American organization of amateur radio enthusiasts

The Quarter Century Wireless Association, Inc. (QCWA) is a nonprofit organization with members worldwide for licensed amateur radio operators who were first licensed at least 25 years earlier and who currently hold an amateur radio license. Continuous licensing during the intervening 25 years is not required. QCWA was founded in 1947 and promotes friendship and cooperation among experienced amateur radio operators as well as charitable, educational, and scientific activities related to amateur radio.

== History ==
QCWA was founded in 1947 for amateur radio operators who had been licensed for at least 25 years. Local chapters began to be established in 1951, with the Cleveland, Ohio, chapter becoming the first chartered chapter. At the time of QCWA’s 75th anniversary in 2022, ARRL reported that the association had 230 chapters in the United States and had enrolled nearly 40,000 members during its history.

In 2002, ARRL reported that QCWA had nearly 200 active chapters and more than 10,000 active members worldwide. CQ Amateur Radio also marked QCWA’s 75th anniversary, describing its 1947 formation, membership requirements, mentoring activities, and scholarship program.

== Membership and activities ==
Membership is available to amateur radio operators who were first licensed at least 25 years earlier and who currently hold a valid amateur radio license. Continuous licensing throughout that period is not required. QCWA reports that 39,580 membership numbers have been assigned since 1947 and that its current active membership is approximately 3,281. Although most members are located in the United States, membership extends worldwide.

QCWA activities include local chapter participation, conventions, and amateur radio operating events such as QSO parties and special-event stations.

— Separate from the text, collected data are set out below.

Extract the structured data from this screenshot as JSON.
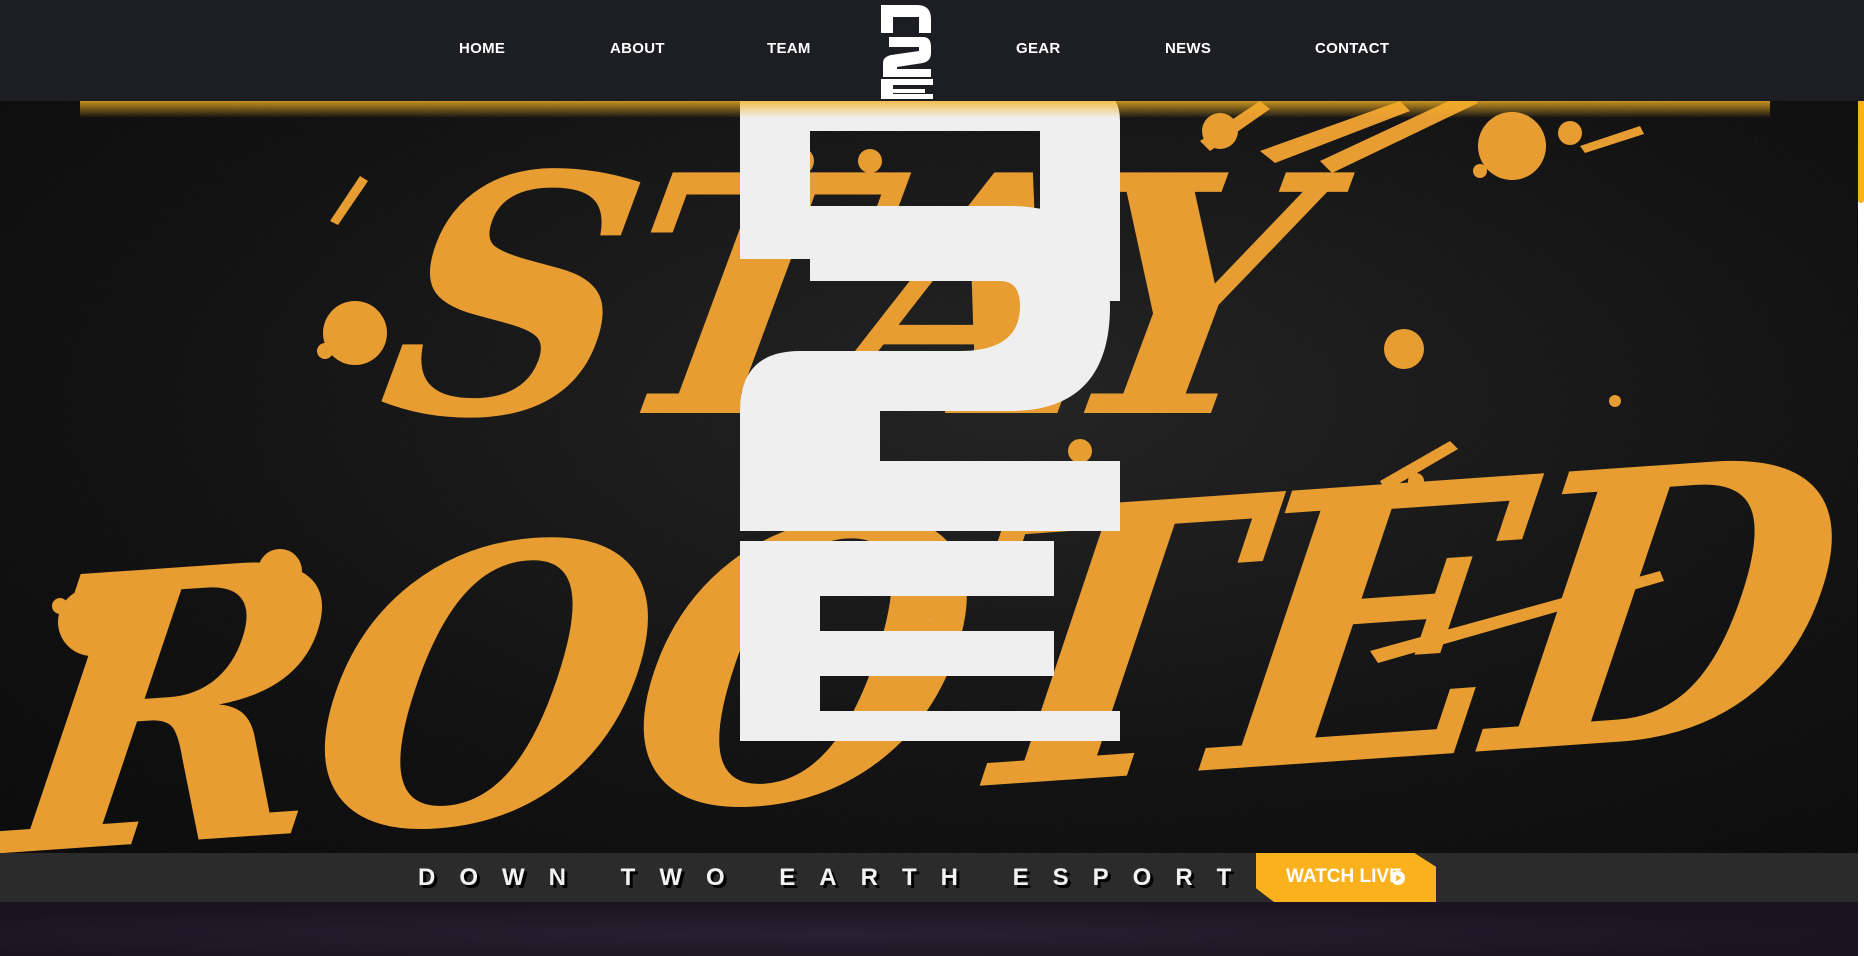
{
  "nav": {
    "items": [
      {
        "label": "HOME"
      },
      {
        "label": "ABOUT"
      },
      {
        "label": "TEAM"
      },
      {
        "label": "GEAR"
      },
      {
        "label": "NEWS"
      },
      {
        "label": "CONTACT"
      }
    ],
    "logo_text": "D2E"
  },
  "hero": {
    "graffiti_line1": "STAY",
    "graffiti_line2": "ROOTED",
    "emblem_text": "D2E"
  },
  "ticker": {
    "text": "DOWN TWO EARTH ESPORTS",
    "watch_label": "WATCH LIVE",
    "watch_icon": "play-circle-icon"
  },
  "colors": {
    "accent": "#f9b21e",
    "graffiti": "#e89d32",
    "nav_bg": "#1d1d24",
    "ticker_bg": "#2b2b2b",
    "emblem": "#efefef"
  }
}
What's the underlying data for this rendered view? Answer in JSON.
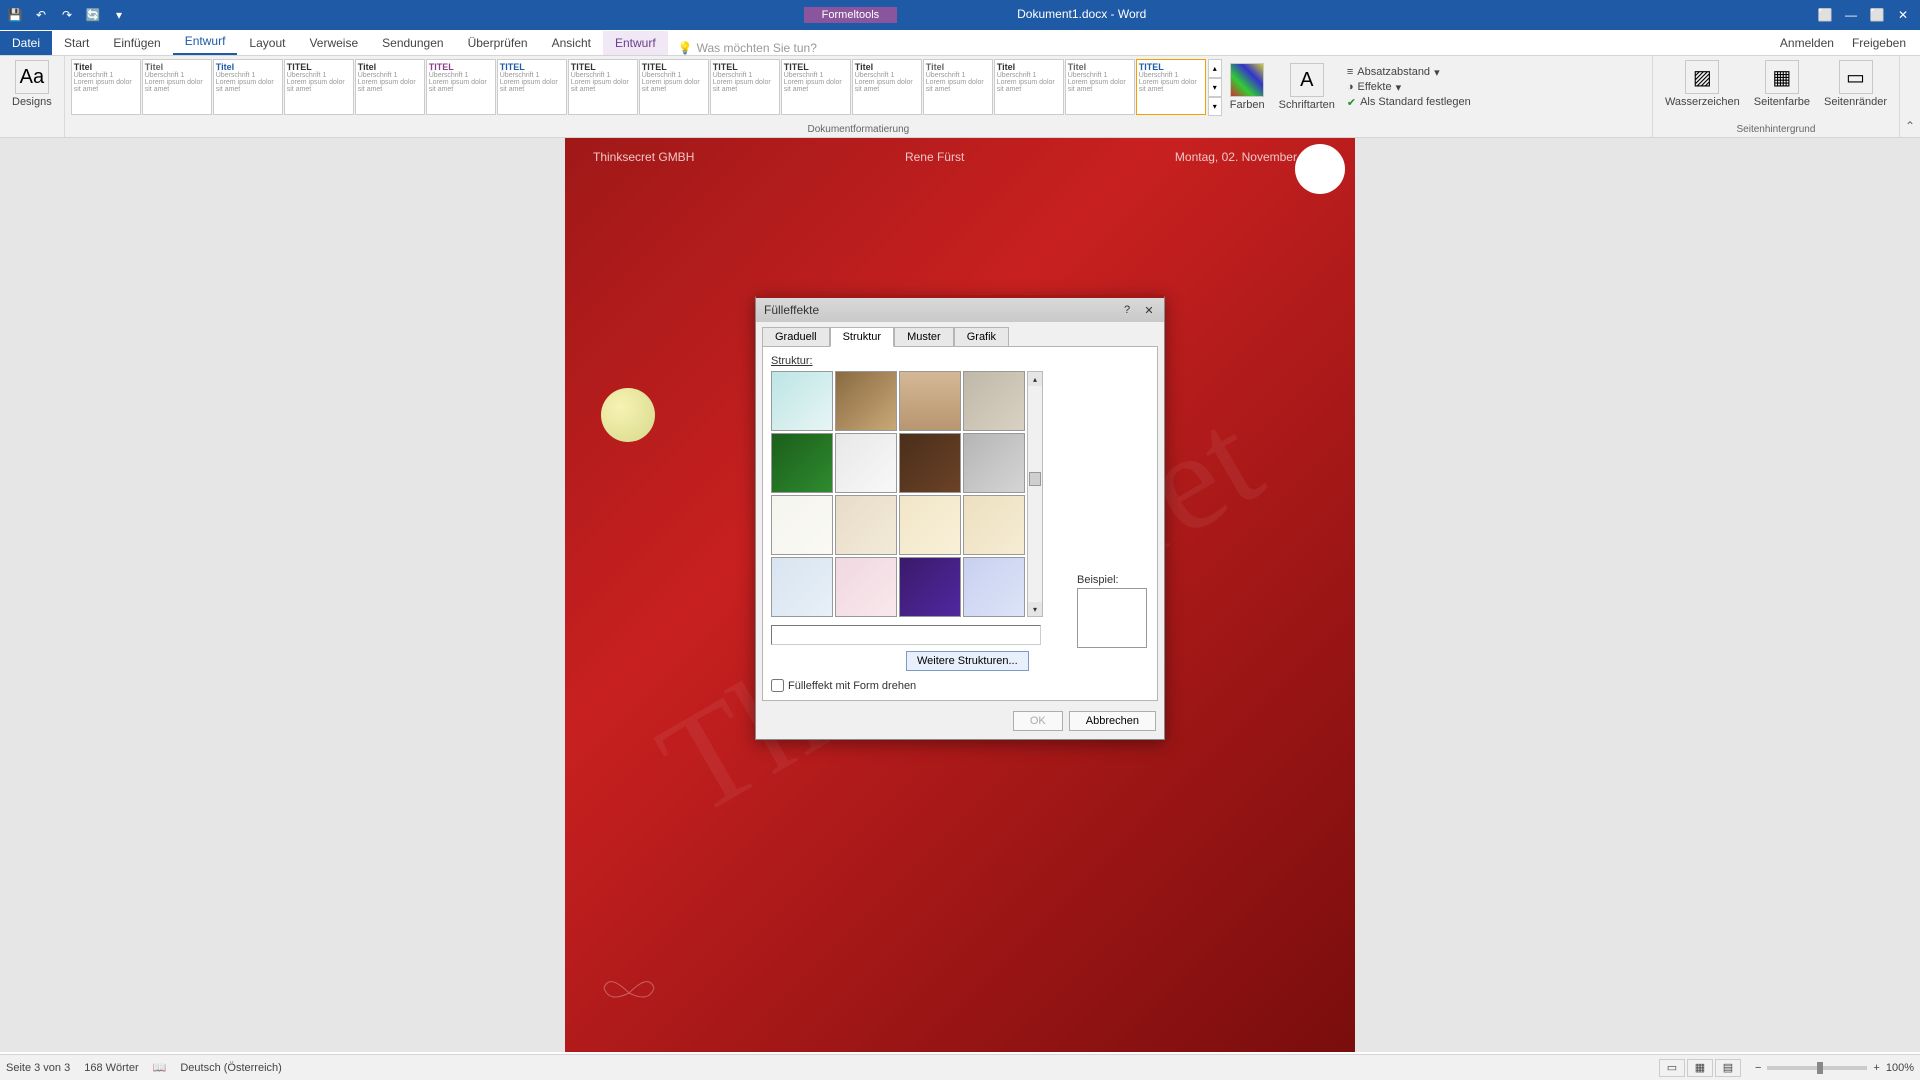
{
  "app": {
    "doc_title": "Dokument1.docx - Word",
    "contextual_label": "Formeltools"
  },
  "qat": [
    "💾",
    "↶",
    "↷",
    "🔄"
  ],
  "win_controls": [
    "⬜",
    "—",
    "⬜",
    "✕"
  ],
  "tabs": [
    "Datei",
    "Start",
    "Einfügen",
    "Entwurf",
    "Layout",
    "Verweise",
    "Sendungen",
    "Überprüfen",
    "Ansicht",
    "Entwurf"
  ],
  "active_tab_index": 3,
  "tell_me_placeholder": "Was möchten Sie tun?",
  "ribbon_right": {
    "signin": "Anmelden",
    "share": "Freigeben"
  },
  "ribbon": {
    "designs_label": "Designs",
    "doc_format_group": "Dokumentformatierung",
    "colors": "Farben",
    "fonts": "Schriftarten",
    "para_spacing": "Absatzabstand",
    "effects": "Effekte",
    "set_default": "Als Standard festlegen",
    "page_bg_group": "Seitenhintergrund",
    "watermark": "Wasserzeichen",
    "page_color": "Seitenfarbe",
    "page_borders": "Seitenränder",
    "themes": [
      {
        "t": "Titel",
        "c": "#333"
      },
      {
        "t": "Titel",
        "c": "#666"
      },
      {
        "t": "Titel",
        "c": "#1e5aa6"
      },
      {
        "t": "TITEL",
        "c": "#333"
      },
      {
        "t": "Titel",
        "c": "#333"
      },
      {
        "t": "TITEL",
        "c": "#8a3d8a"
      },
      {
        "t": "TITEL",
        "c": "#1e5aa6"
      },
      {
        "t": "TITEL",
        "c": "#333"
      },
      {
        "t": "TITEL",
        "c": "#333"
      },
      {
        "t": "TITEL",
        "c": "#333"
      },
      {
        "t": "TITEL",
        "c": "#333"
      },
      {
        "t": "Titel",
        "c": "#333"
      },
      {
        "t": "Titel",
        "c": "#666"
      },
      {
        "t": "Titel",
        "c": "#333"
      },
      {
        "t": "Titel",
        "c": "#666"
      },
      {
        "t": "TITEL",
        "c": "#1e5aa6"
      }
    ]
  },
  "page": {
    "company": "Thinksecret GMBH",
    "author": "Rene Fürst",
    "date": "Montag, 02. November 2015",
    "watermark_text": "Thinksecret"
  },
  "dialog": {
    "title": "Fülleffekte",
    "tabs": [
      "Graduell",
      "Struktur",
      "Muster",
      "Grafik"
    ],
    "active_tab": 1,
    "struktur_label": "Struktur:",
    "more_textures": "Weitere Strukturen...",
    "rotate_label": "Fülleffekt mit Form drehen",
    "preview_label": "Beispiel:",
    "ok": "OK",
    "cancel": "Abbrechen",
    "textures": [
      "linear-gradient(135deg,#bde5e5,#e8f5f5)",
      "linear-gradient(135deg,#8a6a42,#c9a877)",
      "linear-gradient(180deg,#d4b896,#b89670)",
      "linear-gradient(135deg,#bfb8a8,#d9d2c4)",
      "linear-gradient(135deg,#1b5e1b,#2e8b2e)",
      "linear-gradient(135deg,#e8e8e8,#f8f8f8)",
      "linear-gradient(135deg,#4a2e1a,#6b4226)",
      "linear-gradient(135deg,#b5b5b5,#d5d5d5)",
      "linear-gradient(135deg,#f5f5f0,#faf9f4)",
      "linear-gradient(135deg,#e8dcc8,#f2ead8)",
      "linear-gradient(135deg,#f2e6c8,#f8f0d8)",
      "linear-gradient(135deg,#ede0c0,#f5ecd4)",
      "linear-gradient(135deg,#d8e4f0,#e8f0f8)",
      "linear-gradient(135deg,#f0d8e0,#f8e8ec)",
      "linear-gradient(135deg,#3a1a6a,#5028a0)",
      "linear-gradient(135deg,#c8d0f0,#dce4f8)"
    ]
  },
  "status": {
    "page": "Seite 3 von 3",
    "words": "168 Wörter",
    "lang": "Deutsch (Österreich)",
    "zoom": "100%"
  }
}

== Anniversary activties ==
In connection with its 70th anniversary in 2017, QCWA organized an 11-day charity cruise. ARRL reported that the organization had received permission to conduct amateur radio operations aboard the ship using the QCWA call sign W2MM.

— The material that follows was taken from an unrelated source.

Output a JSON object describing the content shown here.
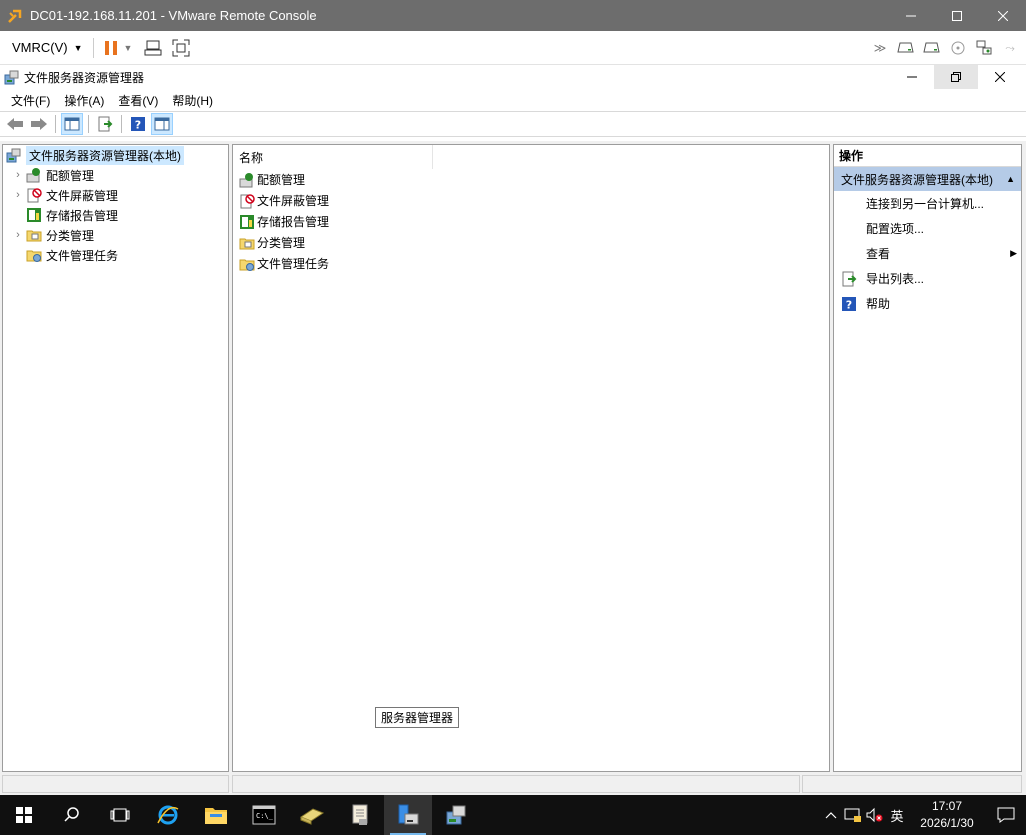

For its 75th anniversary in 2022, QCWA operated the special-event station W2MM from December 3 through December 10 and organized the members-only Worked 75/75 Members Contest, which ran from December 5, 2022, through February 18, 2023.

== Scholarship program ==
QCWA established its scholarship program in 1977, and its first scholarship, valued at $500, was awarded in 1978. The program is administered in partnership with the ARRL Foundation and provides scholarships to licensed amateur radio operators attending accredited colleges or universities.

QCWA reported that through 2024, more than 624 students had received scholarships totaling more than $930,350. Fifteen scholarships totaling $57,000 were awarded in 2024.

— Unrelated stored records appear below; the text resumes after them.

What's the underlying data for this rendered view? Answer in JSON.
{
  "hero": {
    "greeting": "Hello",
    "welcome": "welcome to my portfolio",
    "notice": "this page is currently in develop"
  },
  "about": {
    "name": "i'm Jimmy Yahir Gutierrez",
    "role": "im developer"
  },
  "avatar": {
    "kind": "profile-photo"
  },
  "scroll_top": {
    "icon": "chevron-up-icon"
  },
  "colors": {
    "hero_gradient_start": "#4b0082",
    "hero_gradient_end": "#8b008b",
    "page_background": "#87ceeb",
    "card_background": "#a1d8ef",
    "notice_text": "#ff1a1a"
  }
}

== Relationships with other organizations ==
QCWA has maintained cooperative relationships with other amateur radio and wireless organizations. The American Radio Relay League and QCWA first entered into a cooperative agreement in 1984, and the agreement was updated and reaffirmed in May 2009.

The Radio Club of America identifies QCWA as one of its partner organizations and describes it as a worldwide association of radio amateurs formed in 1947.

== Historical coverage ==

QCWA received coverage in amateur radio publications shortly after its formation. In 1948, both QST and CQ Amateur Radio reported on the association during its first year of activity.

References to QCWA continued to appear in amateur-radio and electronics publications over subsequent decades, including QST in 1950, Radio-Electronics in 1952, the RSGB Bulletin in 1961, Robert Hertzberg's 1968 book So You Want to Be a Ham, Popular Electronics in 1980, and Radiosporting in 1986.

A 1977 editorial in 73 Magazine provided more extensive discussion of QCWA and its activities within the amateur-radio community.